9. The method for constructing a transparent dike based on digital twins according to claim 8, characterized in that, Step S104 is followed by the transparent platform taking into account the received risk warning information and the security factor. Risk Index Comprehensive risk assessment indicators and overall risk level The system generates a comprehensive evaluation report and triggers corresponding risk warnings based on preset thresholds, as well as presenting, conducting source analysis, and performing operational condition simulations and scheme deductions, some or all of which are involved. The presentation includes the three-dimensional geological model, seepage field solution results, and safety factors.

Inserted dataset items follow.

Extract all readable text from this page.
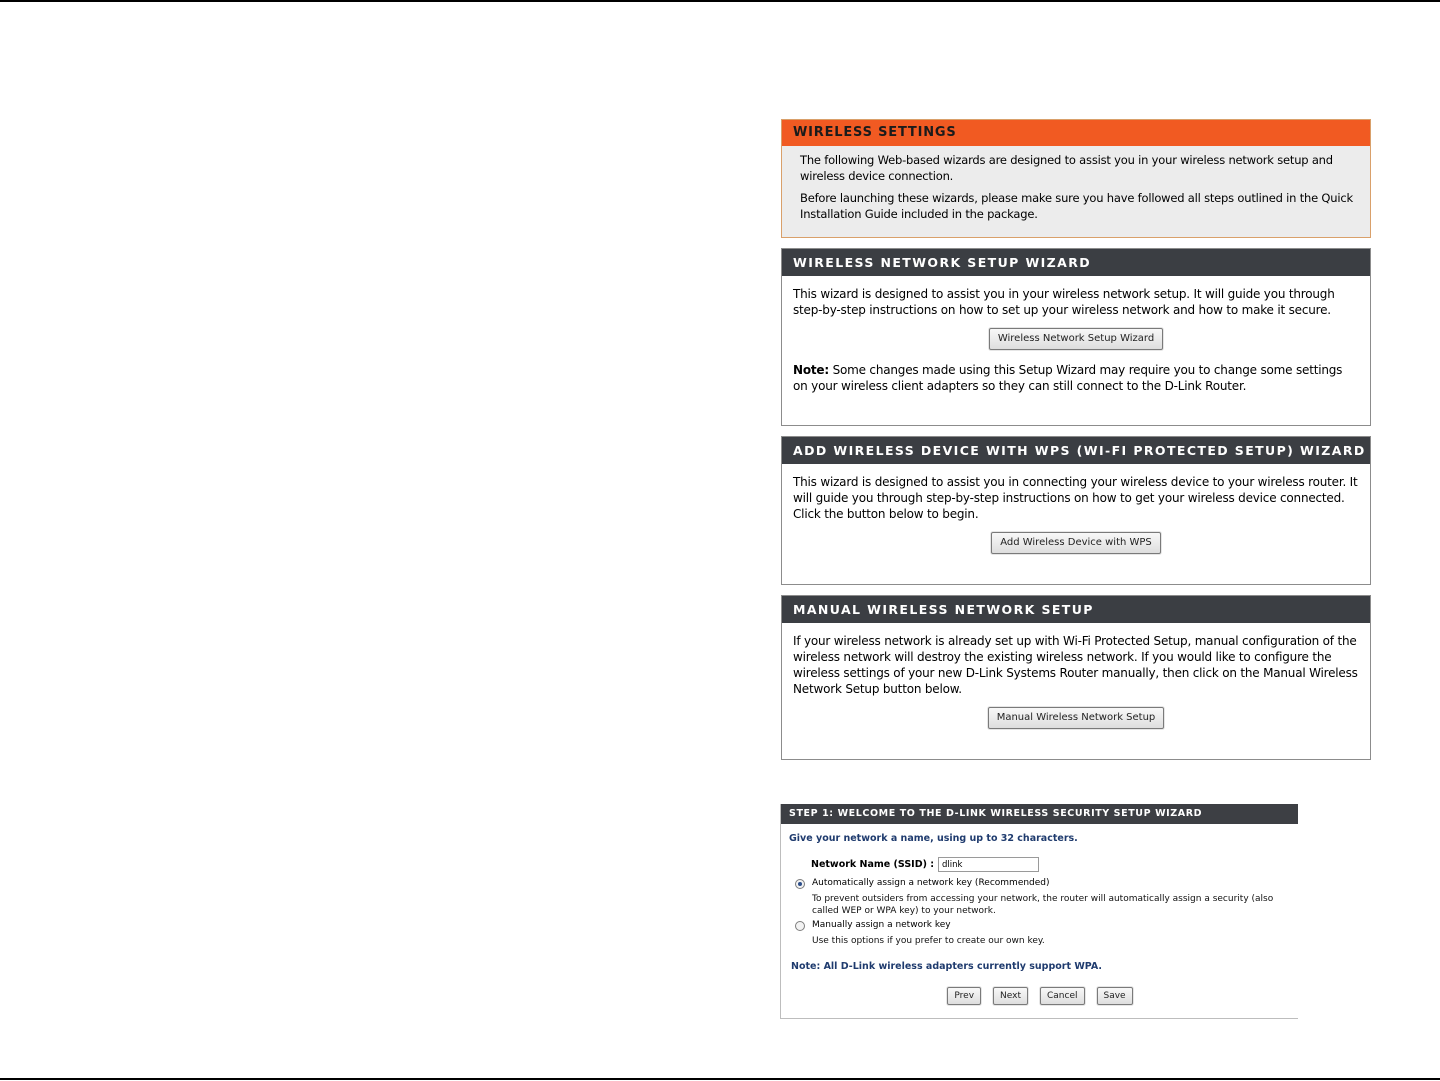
WIRELESS SETTINGS

The following Web-based wizards are designed to assist you in your wireless network setup and wireless device connection.

Before launching these wizards, please make sure you have followed all steps outlined in the Quick Installation Guide included in the package.

WIRELESS NETWORK SETUP WIZARD

This wizard is designed to assist you in your wireless network setup. It will guide you through step-by-step instructions on how to set up your wireless network and how to make it secure.

Wireless Network Setup Wizard

Note: Some changes made using this Setup Wizard may require you to change some settings on your wireless client adapters so they can still connect to the D-Link Router.

ADD WIRELESS DEVICE WITH WPS (WI-FI PROTECTED SETUP) WIZARD

This wizard is designed to assist you in connecting your wireless device to your wireless router. It will guide you through step-by-step instructions on how to get your wireless device connected. Click the button below to begin.

Add Wireless Device with WPS
MANUAL WIRELESS NETWORK SETUP

If your wireless network is already set up with Wi-Fi Protected Setup, manual configuration of the wireless network will destroy the existing wireless network. If you would like to configure the wireless settings of your new D-Link Systems Router manually, then click on the Manual Wireless Network Setup button below.

Manual Wireless Network Setup
STEP 1: WELCOME TO THE D-LINK WIRELESS SECURITY SETUP WIZARD
Give your network a name, using up to 32 characters.
Network Name (SSID) :
dlink
Automatically assign a network key (Recommended)
To prevent outsiders from accessing your network, the router will automatically assign a security (also called WEP or WPA key) to your network.
Manually assign a network key
Use this options if you prefer to create our own key.
Note: All D-Link wireless adapters currently support WPA.
Prev	Next	Cancel	Save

Distribution of potential hazards, location of potential hazards, risk index Distribution and overall risk level The data is overlaid and displayed; the source tracing analysis includes, after selecting a risk point, displaying the corresponding geological structure, seepage status, hazard details, inspection results, and historical inspection data; the working condition simulation and scheme deduction includes, for different water level working conditions and / or rainfall working conditions, calling the seepage calculation and comprehensive evaluation functions to perform simulation prediction, and after inputting the parameters of the engineering reinforcement or emergency treatment scheme, comparing and analyzing the treatment effects of different schemes and outputting treatment suggestions.
10. A transparent dike construction system based on digital twins, comprising interconnected microprocessors and memory, characterized in that, The microprocessor is programmed or configured to execute the transparent dike construction method based on digital twins as described in any one of claims 1 to 9.